Стоя у окна, она с тоской смотрела на поле битвы. Шел второй день сражения за Асгард. Неприступные стены Дарийской столицы лежали в руинах, уничтоженные могучей волшбой. Безумные воины Стояна волна за волной накатывались на обороняющихся арийцев. Асгард утопал в крови и слезах.
— Вчера Ратибора убили демоны проклятые, — прошептал за спиной Чернавы старшина Беримир. — Легла бы ты, дочка, незачем тебе на смерть глядеть. Плохая примета для дитяти.

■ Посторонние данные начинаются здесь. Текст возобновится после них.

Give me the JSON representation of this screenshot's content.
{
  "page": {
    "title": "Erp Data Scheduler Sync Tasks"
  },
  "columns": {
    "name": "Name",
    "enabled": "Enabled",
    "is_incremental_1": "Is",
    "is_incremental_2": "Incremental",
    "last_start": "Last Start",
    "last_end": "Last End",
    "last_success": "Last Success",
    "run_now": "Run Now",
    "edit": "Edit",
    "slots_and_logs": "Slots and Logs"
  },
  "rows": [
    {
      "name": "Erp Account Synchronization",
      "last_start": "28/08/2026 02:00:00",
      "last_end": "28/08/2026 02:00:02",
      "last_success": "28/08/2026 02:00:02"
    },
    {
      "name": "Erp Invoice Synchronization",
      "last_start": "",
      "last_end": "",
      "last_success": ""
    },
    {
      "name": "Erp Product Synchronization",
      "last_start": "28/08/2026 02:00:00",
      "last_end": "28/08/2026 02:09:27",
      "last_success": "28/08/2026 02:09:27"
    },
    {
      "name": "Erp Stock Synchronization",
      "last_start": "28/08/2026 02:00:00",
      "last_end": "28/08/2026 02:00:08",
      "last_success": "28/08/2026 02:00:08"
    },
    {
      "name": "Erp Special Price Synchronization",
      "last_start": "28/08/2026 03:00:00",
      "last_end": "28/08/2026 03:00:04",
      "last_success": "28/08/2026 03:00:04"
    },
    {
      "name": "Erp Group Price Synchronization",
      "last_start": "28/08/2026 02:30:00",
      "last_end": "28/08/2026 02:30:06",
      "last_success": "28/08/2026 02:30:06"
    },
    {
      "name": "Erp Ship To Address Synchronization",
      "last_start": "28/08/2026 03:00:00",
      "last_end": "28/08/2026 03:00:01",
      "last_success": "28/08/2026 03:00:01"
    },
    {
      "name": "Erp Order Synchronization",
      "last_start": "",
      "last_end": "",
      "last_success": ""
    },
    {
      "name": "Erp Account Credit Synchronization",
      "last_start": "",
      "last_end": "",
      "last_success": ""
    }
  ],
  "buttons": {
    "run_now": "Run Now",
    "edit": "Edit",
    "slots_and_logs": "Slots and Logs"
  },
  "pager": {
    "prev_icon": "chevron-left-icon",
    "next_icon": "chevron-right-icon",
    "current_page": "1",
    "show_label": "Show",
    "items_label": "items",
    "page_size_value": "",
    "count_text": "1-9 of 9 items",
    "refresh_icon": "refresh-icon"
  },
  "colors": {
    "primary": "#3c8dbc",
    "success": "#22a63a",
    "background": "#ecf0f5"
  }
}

Ступив лишь шаг по направлению к кровати, Чернава упала на пол, застонав:
— Больно-то как, мамочка!
Беримир испуганно склонился над ней, поднимая девушку на руки.
— Потерпи, дочка, сейчас на кровать тебя уложу. Видать, время пришло твоему дитю на свет божий показаться. Я скоро, лишь за водой сбегаю. Потерпи…
Положив колдунью на кровать, Беримир бросился вон из опочивальни, причитая на ходу:
— Да что ж это такое? Одни мрут, а иным рожать невтерпеж! Ну да ничего, своих семерых на свет принял. Глядишь, и с этим обойдется.
…Вдруг в небесах грянул гром, и пронзительный детский крик разнесся над Асгардом. Взобравшийся на стену Стоян радостно отсалютовал мечом, прокричав:
— Здравствуй, сын мой! — В одно мгновение мрачные тучи затянули небеса, и в разгар весны на землю обрушился снегопад. — Плачь, Мстислав! Пусть Явь услышит голос своего будущего Владыки!
Правитель застонал, устремив свой взор к Капищу. Туда, где посреди моря возвышалась великая гора Меру. Губы его дрогнули, прошептав:
— Прошу тебя, Чернава, не позволяй ему плакать. Прошу, услышь меня!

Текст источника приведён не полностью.